Brevard City Council has begun the process of creating a city ordinance to address homeless people camping on public property but ultimately decided the proposed new regulation needed additional consideration and review before moving forward.
Brevard Police Chief Tom Jordan said there is currently no city ordinance addressing camping in tents on public property within the city limits. Last month the issue was raised at the city’s Public Safety Committee and Jordan proposed an addition to the Brevard Code of Ordinances that states “no person shall set up or maintain a camp within city limits for any period except within private property with the express consent of the property owner” and that “any sleeping on any city street, sidewalk, park, alley or other area within city limits, unless within private property and with the express consent of the owner, is prohibited.”
Jordan explained failure to comply with the proposed ordinance would result in a Class 3 misdemeanor, but he wanted his officers to first direct the homeless to local support services such as local shelters and other resources before approaching the situation as a criminal violation as a last resort .
“The Brevard Police Department is dedicated to treating all individuals, including those experiencing homelessness, in a manner that respects individual rights and human dignity,” he said. We are committed to enforcing all laws and ordinances in protecting life and property within the city of Brevard. When encountering residents experiencing homelessness, our efforts will be focused on finding appropriate services first. We don’t want to criminalize homelessness.”
Instead of arresting violators on sight or forcibly removing them from city property, Jordan said his officers would contact resources such as the Haven of Transylvania County and Blue Ridge Health for assistance.
“If we encountered someone in a tent, we would advise them where there is a shelter they can go to and other resources available to them,” Jordan explained. “If the shelters are full, we would notify our resource list. They would come out as soon as they possibly can and we allow the tent to remain in place. We don’t just scoop everybody up and take them to jail, dismantle their tents, or anything like that. We give the resources a chance to stick and from there try to find a place that they can go with their own circumstances.”
The police chief also said he realized the situation was a difficult one for the city to address.
“I know there’s people on both sides who will see this differently and I respect both sides.” Jordan said. “All I can say is that our police agency is going to do this with as much compassion and empathy as possible. It’s not something you can criminalize and arrest your way out of to solve the problem. It is something that involves people, and we can’t forget that.”

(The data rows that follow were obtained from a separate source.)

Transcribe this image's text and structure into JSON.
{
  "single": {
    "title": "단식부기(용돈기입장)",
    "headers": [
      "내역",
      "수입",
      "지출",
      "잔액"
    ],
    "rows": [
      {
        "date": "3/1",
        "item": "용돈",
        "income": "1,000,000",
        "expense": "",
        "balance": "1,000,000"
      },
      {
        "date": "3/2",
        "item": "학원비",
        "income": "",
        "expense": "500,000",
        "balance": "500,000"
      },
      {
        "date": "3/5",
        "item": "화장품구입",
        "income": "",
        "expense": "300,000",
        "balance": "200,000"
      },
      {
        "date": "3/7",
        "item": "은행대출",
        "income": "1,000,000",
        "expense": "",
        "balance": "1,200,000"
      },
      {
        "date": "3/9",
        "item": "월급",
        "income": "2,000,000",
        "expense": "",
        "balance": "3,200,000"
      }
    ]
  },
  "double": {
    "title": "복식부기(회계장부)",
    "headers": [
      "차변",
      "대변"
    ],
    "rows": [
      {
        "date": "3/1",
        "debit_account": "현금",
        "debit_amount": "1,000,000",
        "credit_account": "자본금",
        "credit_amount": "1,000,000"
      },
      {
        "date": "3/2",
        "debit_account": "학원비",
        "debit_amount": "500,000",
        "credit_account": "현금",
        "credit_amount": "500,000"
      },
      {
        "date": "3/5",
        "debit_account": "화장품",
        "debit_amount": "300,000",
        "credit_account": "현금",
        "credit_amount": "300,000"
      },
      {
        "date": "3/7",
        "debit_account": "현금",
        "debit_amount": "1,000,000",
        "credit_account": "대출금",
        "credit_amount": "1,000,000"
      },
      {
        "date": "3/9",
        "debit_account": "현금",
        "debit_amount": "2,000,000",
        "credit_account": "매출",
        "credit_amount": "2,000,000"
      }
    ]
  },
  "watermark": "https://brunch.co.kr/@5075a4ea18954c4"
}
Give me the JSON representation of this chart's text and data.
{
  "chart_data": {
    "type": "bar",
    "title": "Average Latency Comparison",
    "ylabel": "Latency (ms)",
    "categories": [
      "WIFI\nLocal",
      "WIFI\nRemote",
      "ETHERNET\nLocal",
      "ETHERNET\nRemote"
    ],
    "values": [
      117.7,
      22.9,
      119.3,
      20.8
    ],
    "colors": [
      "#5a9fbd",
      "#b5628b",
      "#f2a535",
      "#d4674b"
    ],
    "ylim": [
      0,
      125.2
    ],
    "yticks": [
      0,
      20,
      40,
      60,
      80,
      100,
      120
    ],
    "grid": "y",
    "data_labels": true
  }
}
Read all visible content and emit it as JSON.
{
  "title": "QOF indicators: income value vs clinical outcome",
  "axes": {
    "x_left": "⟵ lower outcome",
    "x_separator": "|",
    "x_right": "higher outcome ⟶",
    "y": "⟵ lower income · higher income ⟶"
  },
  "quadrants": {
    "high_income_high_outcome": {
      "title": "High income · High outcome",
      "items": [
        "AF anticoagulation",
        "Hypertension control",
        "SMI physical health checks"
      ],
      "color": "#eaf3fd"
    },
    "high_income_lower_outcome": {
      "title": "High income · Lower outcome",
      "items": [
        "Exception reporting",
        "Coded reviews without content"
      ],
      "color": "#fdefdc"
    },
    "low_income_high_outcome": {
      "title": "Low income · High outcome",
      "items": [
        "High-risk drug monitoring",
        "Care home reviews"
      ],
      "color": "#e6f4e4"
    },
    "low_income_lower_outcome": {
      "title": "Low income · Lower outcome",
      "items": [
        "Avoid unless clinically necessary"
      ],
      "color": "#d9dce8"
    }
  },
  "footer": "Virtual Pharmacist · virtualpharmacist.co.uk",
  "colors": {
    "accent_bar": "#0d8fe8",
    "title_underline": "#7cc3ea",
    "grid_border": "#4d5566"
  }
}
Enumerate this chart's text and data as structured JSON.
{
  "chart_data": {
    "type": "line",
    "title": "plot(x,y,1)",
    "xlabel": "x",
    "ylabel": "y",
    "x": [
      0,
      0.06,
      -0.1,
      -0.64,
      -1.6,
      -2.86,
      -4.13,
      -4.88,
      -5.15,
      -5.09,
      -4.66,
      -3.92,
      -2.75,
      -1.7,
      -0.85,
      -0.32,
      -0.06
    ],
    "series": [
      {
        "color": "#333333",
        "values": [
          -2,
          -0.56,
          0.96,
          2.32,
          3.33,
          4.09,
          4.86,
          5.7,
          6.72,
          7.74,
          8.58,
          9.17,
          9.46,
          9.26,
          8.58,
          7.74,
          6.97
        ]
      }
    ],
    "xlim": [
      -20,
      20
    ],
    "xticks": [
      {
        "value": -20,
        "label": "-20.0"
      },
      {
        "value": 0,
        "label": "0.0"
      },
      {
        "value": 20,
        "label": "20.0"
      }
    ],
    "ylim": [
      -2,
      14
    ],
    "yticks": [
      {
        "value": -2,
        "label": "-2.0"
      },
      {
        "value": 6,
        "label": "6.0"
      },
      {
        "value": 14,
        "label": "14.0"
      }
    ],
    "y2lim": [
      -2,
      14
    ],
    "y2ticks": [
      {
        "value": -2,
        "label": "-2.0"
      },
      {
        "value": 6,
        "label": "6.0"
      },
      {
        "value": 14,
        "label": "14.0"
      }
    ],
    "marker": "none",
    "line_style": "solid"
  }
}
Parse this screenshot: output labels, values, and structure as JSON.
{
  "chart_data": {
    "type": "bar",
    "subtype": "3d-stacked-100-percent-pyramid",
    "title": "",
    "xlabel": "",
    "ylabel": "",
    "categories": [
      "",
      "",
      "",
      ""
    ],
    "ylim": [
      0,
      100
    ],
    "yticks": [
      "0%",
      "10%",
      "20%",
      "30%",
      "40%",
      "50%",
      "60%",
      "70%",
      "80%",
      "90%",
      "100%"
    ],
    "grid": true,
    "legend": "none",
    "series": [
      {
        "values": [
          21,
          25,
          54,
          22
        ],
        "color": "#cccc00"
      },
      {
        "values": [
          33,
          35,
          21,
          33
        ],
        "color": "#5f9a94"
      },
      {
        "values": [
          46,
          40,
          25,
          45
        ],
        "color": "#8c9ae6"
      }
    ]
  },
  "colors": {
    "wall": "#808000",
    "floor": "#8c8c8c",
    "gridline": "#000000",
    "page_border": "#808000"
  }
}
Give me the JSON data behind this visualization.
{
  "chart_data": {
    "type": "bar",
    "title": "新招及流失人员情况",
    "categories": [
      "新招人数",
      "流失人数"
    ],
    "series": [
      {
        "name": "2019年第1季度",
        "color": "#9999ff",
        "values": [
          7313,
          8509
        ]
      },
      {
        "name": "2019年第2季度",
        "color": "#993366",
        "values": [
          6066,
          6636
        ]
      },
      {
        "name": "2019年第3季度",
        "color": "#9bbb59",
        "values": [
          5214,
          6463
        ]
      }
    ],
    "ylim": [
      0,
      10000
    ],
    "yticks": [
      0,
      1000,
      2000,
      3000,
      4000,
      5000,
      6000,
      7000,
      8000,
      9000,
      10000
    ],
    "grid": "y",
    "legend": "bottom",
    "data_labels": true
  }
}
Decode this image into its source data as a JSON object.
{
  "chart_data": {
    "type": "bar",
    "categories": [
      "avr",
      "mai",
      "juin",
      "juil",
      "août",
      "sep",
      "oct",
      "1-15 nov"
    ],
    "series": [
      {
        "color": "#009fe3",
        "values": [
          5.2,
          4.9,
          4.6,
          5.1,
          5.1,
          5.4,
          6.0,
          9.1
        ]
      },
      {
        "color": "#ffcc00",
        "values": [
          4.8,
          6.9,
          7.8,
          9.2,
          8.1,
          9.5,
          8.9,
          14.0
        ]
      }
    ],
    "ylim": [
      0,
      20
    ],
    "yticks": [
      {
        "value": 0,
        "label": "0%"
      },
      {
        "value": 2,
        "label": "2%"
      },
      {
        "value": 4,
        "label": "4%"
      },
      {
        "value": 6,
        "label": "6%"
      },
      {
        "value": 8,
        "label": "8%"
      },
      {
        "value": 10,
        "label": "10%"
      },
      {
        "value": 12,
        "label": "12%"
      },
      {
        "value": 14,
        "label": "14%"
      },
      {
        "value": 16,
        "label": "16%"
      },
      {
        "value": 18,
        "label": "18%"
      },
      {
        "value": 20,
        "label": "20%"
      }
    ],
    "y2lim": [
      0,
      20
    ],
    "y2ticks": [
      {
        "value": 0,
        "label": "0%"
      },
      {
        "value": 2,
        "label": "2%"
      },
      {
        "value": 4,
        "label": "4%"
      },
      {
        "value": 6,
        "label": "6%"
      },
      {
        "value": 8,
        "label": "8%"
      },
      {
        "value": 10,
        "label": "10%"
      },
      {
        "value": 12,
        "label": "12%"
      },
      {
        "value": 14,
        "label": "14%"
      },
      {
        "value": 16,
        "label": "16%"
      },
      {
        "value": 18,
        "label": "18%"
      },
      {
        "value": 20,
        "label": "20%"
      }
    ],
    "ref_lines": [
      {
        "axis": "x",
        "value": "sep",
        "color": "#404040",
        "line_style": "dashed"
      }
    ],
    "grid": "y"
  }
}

Several people present for the public hearing on the potential ordinance said they appreciated Jordan’s intentions, but pointed out adding minor criminal consequences for those facing homelessness would only exacerbate the issue.
“If compassionate enforcement of the ordinance is what you seek, why not remove the criminal and civil penalties in the ordinance and make those policies and protocols part of the ordinance to ensure that it is affected every time an interaction takes place?” said Madeline Offen, president of the Board of Directors of The Haven of Transylvania County and co-director of homeless prevention for Pisgah Legal Services. “I appreciate the police and the chief’s efforts in that they don’t want to criminalize homelessness, but that is exactly what this does.”
“I do understand how having tents in the middle of the city is an issue, but you have to look at it as more than a tent; it’s a person and that person should be treated as a person,” said Haven’s Executive Director Emily Lowery. Sitting them will only add burden on the court system as these people are not able to pay fines. They already do not have money to do what they need to do as it is. It’s just not the answer.”
Members of City Council pointed out that Jordan’s provisions for compassionately dealing with the homeless were not specifically stated in the proposed new ordinance.
“I have no assurance that if we would pass this ordinance tonight that officers would do anything other than tell people who are camping out in 28-degree weather, which in my mind is not a choice, to move along,” said councilwoman Geraldine Dinkins.
“There are no policies and procedures in here. There are no compassionate words here. I appreciate what staff and others have mentioned here tonight, but this is not good. What we’re reading here is not good and it’s not moral added Councilman Aaron Baker. “If the compassion is supposed to be here, I want to read it in a policy when we’re making a decision and that’s not here. All I have to judge this on is what’s here and what I read here is targeting people who are experiencing homelessness. It’s criminalizing being poor enough that you cannot afford a house in Brevard.”
Mayor Pro Tem Gary Daniel pointed out being charged with a misdemeanor could prevent someone from accessing public housing opportunities and that was just one reason he thought the proposed ordinance needed more work.
“In my opinion, this proposed ordinance seems ill conceived, unplanned and unformed considering all the effects it will have,” Daniel said. “This is not something that I feel should move forward.”
After a motion to defer a vote on the ordinance at council’s Dec. 5 meeting failed to pass, council members unanimously approved sending the proposal back to the Public Safety Committee for further discussion on policies and procedures with representatives from local agencies serving the homeless population. Those staff discussions will not include criminal misdemeanor punishments, but will include involvement from Brevard’s Housing Trust Fund Committee or a special task force formed to further consider what role the city should have in the issue.
“Providing services to homelessness and generally addressing homelessness is not typically in a municipality’s sandbox,” said City Manager William Hooper. “We need to get a little bit smarter about what our involvement in a homelessness response would look like.”